Nassau Community College swastika suspect arrested

Noah Manskar
Jasskirat Saini. (Photo from Nassau County Police Department

Nassau County police arrested a Plainview man Tuesday for allegedly vandalizing buildings at Nassau Community College with more than 100 swastikas and anti-Semitic messages.

Jasskirat Saini, 20, most recently drew two swastikas and the letters “KKK” on Tuesday at the Garden City college, where he is a student, police said. Those were among 110 drawings Saini allegedly made in 12 different incidents, Acting Police Commissioner Thomas Krumpter said.

Saini was arraigned Wednesday on 12 counts of felony aggravated harassment. Each charge carries a maximum sentence of four years in prison.

“These crimes strike at the core values of the university, and for that matter, they strike at the core values of any civilized society,” Krumpter said Tuesday at a news conference.

An NCC professor last Friday reported multiple swastikas, the German Nazi Party’s emblem, in a men’s bathroom on the lower level of the G building, which houses the anthropology, sociology, economics, criminal justice and other academic departments.

Since October, police have found several more swastikas, along with the words “Germany” and “Heil Hitler.”
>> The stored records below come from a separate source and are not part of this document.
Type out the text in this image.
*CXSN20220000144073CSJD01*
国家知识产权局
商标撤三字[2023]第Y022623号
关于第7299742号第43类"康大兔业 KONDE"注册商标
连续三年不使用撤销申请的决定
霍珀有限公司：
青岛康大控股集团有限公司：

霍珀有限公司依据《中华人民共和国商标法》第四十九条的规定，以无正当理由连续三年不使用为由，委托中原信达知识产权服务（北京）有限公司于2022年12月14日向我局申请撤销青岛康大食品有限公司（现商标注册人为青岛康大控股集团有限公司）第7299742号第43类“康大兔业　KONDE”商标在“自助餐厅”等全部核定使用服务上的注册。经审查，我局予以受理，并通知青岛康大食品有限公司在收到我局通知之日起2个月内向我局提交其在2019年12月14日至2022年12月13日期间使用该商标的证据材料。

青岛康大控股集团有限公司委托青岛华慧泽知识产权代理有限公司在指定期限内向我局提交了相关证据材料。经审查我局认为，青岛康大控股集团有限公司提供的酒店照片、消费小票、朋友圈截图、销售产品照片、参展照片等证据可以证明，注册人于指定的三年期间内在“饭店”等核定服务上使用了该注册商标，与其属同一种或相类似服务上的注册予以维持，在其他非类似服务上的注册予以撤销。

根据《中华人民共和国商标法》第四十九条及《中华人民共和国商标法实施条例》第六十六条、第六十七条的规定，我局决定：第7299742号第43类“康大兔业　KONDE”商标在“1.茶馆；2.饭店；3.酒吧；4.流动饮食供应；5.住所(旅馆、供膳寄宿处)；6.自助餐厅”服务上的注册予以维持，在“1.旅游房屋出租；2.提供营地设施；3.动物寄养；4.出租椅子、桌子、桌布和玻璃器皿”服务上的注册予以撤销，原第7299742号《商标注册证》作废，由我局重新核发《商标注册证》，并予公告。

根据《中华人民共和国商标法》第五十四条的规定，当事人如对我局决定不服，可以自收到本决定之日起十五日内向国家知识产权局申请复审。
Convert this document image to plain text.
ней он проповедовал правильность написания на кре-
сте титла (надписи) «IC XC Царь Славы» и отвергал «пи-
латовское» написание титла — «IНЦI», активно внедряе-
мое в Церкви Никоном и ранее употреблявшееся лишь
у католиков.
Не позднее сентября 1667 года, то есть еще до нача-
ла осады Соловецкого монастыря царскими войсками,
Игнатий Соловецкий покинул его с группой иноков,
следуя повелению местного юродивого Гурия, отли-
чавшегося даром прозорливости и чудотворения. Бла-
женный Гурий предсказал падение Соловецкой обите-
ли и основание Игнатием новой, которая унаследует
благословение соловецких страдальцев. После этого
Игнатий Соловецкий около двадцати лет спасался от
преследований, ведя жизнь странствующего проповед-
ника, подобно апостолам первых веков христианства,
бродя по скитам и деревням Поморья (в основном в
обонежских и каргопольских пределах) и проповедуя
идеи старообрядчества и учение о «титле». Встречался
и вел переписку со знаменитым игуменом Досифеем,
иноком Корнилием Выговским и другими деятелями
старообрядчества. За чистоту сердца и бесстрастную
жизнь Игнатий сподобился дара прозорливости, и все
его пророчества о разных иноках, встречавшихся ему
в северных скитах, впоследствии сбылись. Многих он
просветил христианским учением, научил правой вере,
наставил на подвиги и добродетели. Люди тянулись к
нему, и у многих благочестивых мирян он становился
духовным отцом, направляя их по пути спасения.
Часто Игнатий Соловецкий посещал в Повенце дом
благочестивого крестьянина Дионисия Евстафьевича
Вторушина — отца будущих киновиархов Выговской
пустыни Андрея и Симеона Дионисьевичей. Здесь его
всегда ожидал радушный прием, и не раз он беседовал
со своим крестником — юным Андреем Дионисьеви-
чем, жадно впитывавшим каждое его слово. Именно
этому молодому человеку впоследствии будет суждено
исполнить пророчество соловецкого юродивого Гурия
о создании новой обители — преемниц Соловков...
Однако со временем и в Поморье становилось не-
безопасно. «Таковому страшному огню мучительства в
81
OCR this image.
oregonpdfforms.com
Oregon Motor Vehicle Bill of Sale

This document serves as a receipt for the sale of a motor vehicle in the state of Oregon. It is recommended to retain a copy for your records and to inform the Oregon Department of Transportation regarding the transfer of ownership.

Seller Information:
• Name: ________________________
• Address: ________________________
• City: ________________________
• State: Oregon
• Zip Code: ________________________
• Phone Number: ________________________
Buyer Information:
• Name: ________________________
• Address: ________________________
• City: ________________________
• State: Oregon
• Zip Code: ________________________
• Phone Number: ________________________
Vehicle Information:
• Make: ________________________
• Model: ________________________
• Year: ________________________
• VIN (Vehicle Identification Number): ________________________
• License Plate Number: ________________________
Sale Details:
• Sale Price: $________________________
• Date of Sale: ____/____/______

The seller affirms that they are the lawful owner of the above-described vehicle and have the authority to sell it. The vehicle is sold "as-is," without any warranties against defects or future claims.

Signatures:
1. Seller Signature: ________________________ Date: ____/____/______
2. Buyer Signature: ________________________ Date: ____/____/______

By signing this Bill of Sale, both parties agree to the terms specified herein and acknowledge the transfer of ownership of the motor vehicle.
Police viewed surveillance video from the college and are “very confident” Saini is responsible for all the graffiti, Krumpter said.

Saini surrendered to police at the 3rd Precinct in Williston Park after he was asked to come there for questioning, Krumpter said.

The graffiti was allegedly motivated by Saini’s belief that Jewish people in his Plainview neighborhood were harassing him, Krumpter said.

Despite this rash of graffiti, reported bias crimes in Nassau County are down to 57 so far this year from 62 over the same period in 2015, a 6 percent drop, Krumpter said.

The numbers stand in contrast to New York City’s spike in hate crimes since Republican President-elect Donald Trump was elected in November.

“We have not seen any spike out of the ordinary related to bias crimes over the last two months since the election,” Krumpter said.

Police are still seeking the culprits of other anti-Semitic graffiti on the North Shore.

Officers found five swastikas drawn in snow on Saturday at three residences on Fairfield Avenue in Mineola, police said in a news release.

Police also found swastikas, racist phrases and the words “make America white again” — a phrase similar to Trump’s campaign slogan “make America great again” — spray-painted on sidewalks on Washington Avenue and Elm Street in Mineola on Dec. 1.

A student at Paul D. Schreiber High School in Port Washington found a swastika in a boys bathroom there on Nov. 17.

Twenty-four of New York City’s 43 hate crimes reported in November targeted Jews, the New York Daily News reported. Only 20 total hate crimes were reported in November 2015.

Nassau County had a Jewish population of 255,900 in 2011, concentrated in places such as Great Neck, Roslyn and Port Washington, according to the Jewish Community Study of New York.

Jews are often seen as “the other who has made it,” a group separate from the rest of society that also has power and control over institutions, said Rabbi Randy Sheinberg of Temple Tikvah in New Hyde Park.

The local anti-Semitic crimes are “all the more upsetting” given that New York’s large Jewish population has lived “in harmony” with everyone else, Sheinberg said.

“What has happened as a result of the political season, particularly the presidential campaign, is that permission has been given to speak out loud and to express out loud what I think had perhaps been some latent feelings, and it’s also, I think, stoked some flames,” Sheinberg said, referring to Trump’s failure to quickly condemn hate speech from his supporters and his initial silence about hate crimes committed in his name.

In a November interview with “60 Minutes,” Trump said he was “saddened” to hear of those crimes and told the perpetrators to “stop it.”

Mineola Mayor Scott Strauss said he is unsure whether Trump is responsible for the recent bias crimes, but the intense media attention on them may have spurred more.

“I think the more that it’s sensationalized, I think the more people are looking to copycat it,” Strauss said.